扬州城,三日之期的第一天。
暴雨骤停,阴云压城。
运河码头的石阶上,满是黑色的泥水。
“啪!”
一杆缺了角的旱烟袋,被重重摔在青石板上,火星四溅。
“不见!广盛号的东家昨夜已经吞金自尽了,你们就是把这门砸烂了,里面也没银子给你们!”
广盛盐栈的二管事隔着厚厚的木栅栏,对着门外破口大骂。
门外,密密麻麻跪了几百号人。
这些人不是豪商巨贾,而是扬州城里的二道盐贩子、开挑担小盐铺的散商,以及平日里靠挑盐挑脚吃饭的苦力。
“管事的,大掌柜的死活跟我们没关系,可我们存在广盛号里的盐引,那是全家老小的命钱啊!”

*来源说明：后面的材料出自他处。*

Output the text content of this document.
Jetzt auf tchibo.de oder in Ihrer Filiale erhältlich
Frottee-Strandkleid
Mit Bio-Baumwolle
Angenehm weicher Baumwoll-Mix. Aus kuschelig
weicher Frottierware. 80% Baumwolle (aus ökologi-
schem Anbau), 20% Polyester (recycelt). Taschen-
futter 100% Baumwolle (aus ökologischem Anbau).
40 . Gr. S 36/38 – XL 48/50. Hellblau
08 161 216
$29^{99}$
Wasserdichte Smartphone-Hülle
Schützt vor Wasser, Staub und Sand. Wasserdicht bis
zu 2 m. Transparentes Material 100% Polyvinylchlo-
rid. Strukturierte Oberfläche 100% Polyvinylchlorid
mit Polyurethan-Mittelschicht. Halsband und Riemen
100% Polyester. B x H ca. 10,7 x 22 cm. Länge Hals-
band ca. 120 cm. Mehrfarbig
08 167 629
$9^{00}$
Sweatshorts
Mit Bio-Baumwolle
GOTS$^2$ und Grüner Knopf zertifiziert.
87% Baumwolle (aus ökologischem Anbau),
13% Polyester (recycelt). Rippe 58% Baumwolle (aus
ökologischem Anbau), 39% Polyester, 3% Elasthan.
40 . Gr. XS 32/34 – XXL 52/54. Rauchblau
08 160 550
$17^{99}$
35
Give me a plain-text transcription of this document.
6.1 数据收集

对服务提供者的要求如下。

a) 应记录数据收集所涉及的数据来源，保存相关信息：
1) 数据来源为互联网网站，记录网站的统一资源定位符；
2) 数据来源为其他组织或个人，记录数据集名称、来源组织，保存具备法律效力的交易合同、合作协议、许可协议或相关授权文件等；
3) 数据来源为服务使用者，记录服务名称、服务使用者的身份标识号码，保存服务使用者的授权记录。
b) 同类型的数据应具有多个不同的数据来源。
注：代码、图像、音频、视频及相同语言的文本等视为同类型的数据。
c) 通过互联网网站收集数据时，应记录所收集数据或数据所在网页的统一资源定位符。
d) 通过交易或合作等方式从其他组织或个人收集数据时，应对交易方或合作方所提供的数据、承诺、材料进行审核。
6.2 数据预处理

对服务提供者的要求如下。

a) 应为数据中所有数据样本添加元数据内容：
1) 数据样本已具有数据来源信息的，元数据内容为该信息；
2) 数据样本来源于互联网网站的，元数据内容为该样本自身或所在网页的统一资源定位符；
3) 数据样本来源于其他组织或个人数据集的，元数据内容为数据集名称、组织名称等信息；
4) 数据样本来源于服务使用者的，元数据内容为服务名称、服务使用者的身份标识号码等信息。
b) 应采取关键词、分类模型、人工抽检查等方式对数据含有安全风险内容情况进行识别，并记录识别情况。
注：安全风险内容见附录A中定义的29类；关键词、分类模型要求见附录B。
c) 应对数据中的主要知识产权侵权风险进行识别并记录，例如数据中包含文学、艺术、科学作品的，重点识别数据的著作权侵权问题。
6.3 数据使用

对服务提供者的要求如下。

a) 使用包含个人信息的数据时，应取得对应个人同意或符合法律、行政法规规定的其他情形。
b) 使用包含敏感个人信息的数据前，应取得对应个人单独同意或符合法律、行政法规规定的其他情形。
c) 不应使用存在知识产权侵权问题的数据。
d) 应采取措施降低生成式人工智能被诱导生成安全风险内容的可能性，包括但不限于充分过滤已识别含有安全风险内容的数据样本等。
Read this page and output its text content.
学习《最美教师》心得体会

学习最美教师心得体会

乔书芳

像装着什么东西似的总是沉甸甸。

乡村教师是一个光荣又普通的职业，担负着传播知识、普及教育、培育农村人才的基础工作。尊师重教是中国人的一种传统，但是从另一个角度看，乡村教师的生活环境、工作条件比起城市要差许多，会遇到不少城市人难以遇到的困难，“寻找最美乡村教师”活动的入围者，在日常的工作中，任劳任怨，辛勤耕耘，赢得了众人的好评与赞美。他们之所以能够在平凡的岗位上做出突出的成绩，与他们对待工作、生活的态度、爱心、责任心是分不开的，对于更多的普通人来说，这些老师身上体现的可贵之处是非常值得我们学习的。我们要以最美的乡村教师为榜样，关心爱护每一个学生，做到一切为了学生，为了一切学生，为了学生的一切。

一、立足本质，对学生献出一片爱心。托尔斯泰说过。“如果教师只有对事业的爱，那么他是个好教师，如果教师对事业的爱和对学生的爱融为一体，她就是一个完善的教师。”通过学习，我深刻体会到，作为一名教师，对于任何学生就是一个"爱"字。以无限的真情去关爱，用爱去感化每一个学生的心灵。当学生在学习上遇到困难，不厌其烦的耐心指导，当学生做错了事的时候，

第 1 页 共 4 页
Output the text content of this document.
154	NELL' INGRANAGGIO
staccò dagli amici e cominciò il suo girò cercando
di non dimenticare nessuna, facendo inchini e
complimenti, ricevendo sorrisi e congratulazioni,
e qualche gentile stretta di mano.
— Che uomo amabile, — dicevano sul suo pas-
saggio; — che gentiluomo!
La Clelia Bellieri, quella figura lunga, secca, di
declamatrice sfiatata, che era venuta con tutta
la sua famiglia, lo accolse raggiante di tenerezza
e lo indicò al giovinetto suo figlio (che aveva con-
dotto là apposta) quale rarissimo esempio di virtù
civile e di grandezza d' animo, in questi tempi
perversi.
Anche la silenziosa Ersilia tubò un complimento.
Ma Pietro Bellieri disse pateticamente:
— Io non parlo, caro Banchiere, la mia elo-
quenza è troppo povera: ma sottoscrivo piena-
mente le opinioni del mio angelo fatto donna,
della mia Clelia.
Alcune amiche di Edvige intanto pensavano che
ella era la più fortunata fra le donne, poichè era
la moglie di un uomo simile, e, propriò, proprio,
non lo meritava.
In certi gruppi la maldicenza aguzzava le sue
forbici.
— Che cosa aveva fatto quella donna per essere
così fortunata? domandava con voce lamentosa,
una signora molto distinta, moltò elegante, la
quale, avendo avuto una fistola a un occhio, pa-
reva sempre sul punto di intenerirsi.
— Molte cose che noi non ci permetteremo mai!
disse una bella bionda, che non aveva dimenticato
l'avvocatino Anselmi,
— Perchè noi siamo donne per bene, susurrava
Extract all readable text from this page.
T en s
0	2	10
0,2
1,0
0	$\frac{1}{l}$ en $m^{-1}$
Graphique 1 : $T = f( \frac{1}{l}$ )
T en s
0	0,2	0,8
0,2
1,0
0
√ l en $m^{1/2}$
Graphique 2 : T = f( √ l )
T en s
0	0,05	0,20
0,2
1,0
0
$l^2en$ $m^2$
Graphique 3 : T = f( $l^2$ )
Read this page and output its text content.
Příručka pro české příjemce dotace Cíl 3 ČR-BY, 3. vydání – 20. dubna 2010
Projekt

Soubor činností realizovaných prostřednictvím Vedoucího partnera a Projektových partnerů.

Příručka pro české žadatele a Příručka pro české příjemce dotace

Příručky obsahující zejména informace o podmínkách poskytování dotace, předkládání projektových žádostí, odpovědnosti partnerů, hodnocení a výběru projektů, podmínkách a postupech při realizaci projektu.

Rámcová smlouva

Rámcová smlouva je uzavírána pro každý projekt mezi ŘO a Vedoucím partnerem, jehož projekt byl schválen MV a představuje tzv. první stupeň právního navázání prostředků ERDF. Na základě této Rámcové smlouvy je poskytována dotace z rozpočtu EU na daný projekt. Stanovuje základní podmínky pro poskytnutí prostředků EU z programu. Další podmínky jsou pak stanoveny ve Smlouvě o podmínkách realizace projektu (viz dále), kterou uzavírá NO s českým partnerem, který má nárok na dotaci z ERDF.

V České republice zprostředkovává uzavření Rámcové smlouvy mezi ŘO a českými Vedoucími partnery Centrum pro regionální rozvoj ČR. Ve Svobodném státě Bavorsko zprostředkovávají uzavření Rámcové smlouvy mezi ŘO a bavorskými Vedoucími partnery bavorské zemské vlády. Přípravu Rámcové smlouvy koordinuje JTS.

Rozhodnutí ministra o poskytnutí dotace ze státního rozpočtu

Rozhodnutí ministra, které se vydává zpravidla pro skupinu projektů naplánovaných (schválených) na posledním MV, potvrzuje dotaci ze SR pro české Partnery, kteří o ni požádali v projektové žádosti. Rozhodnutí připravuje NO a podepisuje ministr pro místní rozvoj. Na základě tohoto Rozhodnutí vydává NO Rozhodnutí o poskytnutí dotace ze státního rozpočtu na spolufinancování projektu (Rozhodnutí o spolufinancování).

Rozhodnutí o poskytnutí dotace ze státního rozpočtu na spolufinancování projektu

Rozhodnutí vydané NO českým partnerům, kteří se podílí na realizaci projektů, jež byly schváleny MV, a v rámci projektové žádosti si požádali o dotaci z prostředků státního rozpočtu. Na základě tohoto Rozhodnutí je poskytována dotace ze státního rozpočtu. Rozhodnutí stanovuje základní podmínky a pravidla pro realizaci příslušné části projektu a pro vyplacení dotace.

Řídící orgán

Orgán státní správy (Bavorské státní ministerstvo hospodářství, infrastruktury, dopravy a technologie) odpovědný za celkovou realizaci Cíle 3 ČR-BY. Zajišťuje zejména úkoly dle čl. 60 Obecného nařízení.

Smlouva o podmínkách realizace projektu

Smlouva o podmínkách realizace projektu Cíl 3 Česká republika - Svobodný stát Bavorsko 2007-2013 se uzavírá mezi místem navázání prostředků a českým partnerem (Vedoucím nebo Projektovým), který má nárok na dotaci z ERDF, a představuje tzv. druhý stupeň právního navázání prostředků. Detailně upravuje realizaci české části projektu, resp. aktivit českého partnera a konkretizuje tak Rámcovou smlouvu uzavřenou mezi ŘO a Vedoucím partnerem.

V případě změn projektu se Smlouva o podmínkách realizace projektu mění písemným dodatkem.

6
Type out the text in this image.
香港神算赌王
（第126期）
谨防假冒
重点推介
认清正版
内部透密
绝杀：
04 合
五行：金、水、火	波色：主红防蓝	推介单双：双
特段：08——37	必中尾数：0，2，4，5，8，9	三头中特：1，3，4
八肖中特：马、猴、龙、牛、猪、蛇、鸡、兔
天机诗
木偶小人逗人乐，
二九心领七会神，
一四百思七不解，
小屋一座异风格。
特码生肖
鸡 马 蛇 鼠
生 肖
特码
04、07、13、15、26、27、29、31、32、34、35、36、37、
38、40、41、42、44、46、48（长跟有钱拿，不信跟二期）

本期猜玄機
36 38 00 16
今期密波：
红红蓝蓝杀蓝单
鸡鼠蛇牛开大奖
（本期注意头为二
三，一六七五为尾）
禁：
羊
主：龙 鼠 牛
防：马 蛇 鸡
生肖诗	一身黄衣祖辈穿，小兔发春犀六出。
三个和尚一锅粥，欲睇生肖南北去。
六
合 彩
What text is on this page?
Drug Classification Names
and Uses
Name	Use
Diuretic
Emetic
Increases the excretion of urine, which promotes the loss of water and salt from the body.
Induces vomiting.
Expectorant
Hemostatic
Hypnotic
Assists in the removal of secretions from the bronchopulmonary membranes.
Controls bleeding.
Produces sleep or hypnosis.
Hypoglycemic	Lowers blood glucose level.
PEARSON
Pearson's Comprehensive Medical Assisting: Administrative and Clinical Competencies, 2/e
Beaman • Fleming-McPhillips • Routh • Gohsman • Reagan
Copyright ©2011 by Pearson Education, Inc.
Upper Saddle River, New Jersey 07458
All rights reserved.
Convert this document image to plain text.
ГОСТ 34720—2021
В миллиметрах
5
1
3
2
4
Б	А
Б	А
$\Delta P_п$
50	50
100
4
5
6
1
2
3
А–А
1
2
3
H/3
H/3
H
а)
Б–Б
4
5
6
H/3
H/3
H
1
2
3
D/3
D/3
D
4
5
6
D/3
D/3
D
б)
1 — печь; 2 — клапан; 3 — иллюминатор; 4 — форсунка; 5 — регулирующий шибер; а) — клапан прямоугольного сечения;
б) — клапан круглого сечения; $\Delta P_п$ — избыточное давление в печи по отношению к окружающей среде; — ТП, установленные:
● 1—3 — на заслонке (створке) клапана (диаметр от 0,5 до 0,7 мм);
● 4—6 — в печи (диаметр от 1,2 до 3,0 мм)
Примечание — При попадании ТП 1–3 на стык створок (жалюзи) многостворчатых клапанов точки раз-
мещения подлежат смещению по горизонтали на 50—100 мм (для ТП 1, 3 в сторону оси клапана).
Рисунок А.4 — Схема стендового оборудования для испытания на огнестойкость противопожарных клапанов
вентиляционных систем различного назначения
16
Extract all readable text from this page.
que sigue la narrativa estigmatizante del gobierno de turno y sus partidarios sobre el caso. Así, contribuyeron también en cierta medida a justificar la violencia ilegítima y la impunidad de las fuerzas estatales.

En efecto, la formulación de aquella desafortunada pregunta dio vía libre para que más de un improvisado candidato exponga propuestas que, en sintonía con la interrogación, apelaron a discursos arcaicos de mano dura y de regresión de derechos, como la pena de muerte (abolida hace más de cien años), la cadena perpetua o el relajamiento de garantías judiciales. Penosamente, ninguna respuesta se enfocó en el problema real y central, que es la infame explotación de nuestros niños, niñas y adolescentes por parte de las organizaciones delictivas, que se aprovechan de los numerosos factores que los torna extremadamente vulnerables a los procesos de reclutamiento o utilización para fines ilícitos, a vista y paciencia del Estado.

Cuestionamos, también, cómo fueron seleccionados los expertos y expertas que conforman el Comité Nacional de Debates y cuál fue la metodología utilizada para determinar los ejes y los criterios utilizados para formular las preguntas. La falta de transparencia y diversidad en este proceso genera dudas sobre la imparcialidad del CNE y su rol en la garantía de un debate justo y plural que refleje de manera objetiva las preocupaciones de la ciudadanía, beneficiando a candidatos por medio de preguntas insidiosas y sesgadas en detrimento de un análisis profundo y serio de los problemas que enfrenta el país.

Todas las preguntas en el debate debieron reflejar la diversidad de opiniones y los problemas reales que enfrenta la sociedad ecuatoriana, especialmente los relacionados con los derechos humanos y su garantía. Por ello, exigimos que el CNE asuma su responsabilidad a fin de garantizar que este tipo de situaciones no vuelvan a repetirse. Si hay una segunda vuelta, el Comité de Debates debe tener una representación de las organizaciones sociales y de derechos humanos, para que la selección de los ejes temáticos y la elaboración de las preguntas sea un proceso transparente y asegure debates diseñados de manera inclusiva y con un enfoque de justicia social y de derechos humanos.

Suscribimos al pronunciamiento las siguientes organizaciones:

“官盐卖不动,四海精盐只要九分钱,百姓不买我们的货,我们的盐引成了废纸,这日子没法过了!”
哭喊声、痛骂声,在冷冽的江风里传得很远。
顾清洲一身青布长衫,默默地站在远处的牌坊下。
他看着那些跪在泥水里、满身补丁的底层散商,又看了看那紧闭的广盛盐栈大门。
官盐倒了。
十二大盐商垮了。
可最先被砸碎饭碗的,却是这些依附于官盐体制最底层的散商和苦力。
“顾先生,您快去劝劝吧,城外海滩上的灶户也闹起来了。”
衙门的小吏满头大汗地跑过来,脸色煞白。
“灶户怎么了?”
顾清洲收回目光,疑惑道。
“四海商会把持了七成盐场,按宣府的规矩改了晒盐法。以往给衙门熬苦盐的几千个灶户,四海只要身强力壮的,那些老弱病残全被赶了出来。如今海滩上几百户人家没米下锅,正抬着空锅往衙门这边哭呢!”
顾清洲闭上双眼,藏在袖中的双手紧了紧。
昨日,他在正堂三问范霜华,问她精盐来了,数万盐工吃什么。
当时那女人冷笑,说朝廷管过盐工死活吗?
可如今,四海的规矩真的落下来了,那冷冰冰的“适者生存”,同样要把这几万老弱病残碾成齑粉!
宣府的规矩很新。
但对这大明的底层而,同样很狠。
“顾先生,您看!”
小吏指了指街角。
只见几辆插着四海商会“黑底金字”大旗的马车缓缓驶来。
马车停在广盛盐栈不远处,几个精干的四海账房跳下车,直接在街边支起了桌子。
范霜华打着一把青绸伞,站在高高的石阶上。
她冷眼看着台阶下慌乱的众人,身侧,南线掌事正带着几个账房,啪啦啪啦地拨动着算盘。
“大掌柜,广盛号在两淮有盐滩三千亩,运河槽船四十只,账面亏空纹银八万两,已经资不抵债。”掌事低声禀报。
范霜华收起伞,递给一旁的随从。
她走前一步,居高临下,声音清冷:
“诸位,安静。”
台阶下,数百道目光瞬间齐刷刷地聚在她身上。
有愤怒、有恐惧、有绝望。
“广盛号通敌偷税,东家已死。他欠你们的盐本,衙门管不了,四海商会管。”
范霜华一挥手。
身后的账房抬出三个硕大的红木箱子,箱盖轰然翻开。
里面没有白银,没有宝钞,全是整整齐齐、散发着油墨香气的宣府新币――华夏通宝。
“广盛号欠你们多少银子,凭据拿来,在四海这里兑换新币。拿着这钱,去宣府的盐仓,九分钱一斤,管够。”
范霜华的声音不大,却压过了满街的嘈杂。
台阶下,死寂了片刻。
一个断了腿的小盐商大着胆子爬上来,递过去一张盖着广盛号印章的欠条:“大掌柜……真、真给换?”
“换。”
范霜华吐出一个字。
“啪嗒。”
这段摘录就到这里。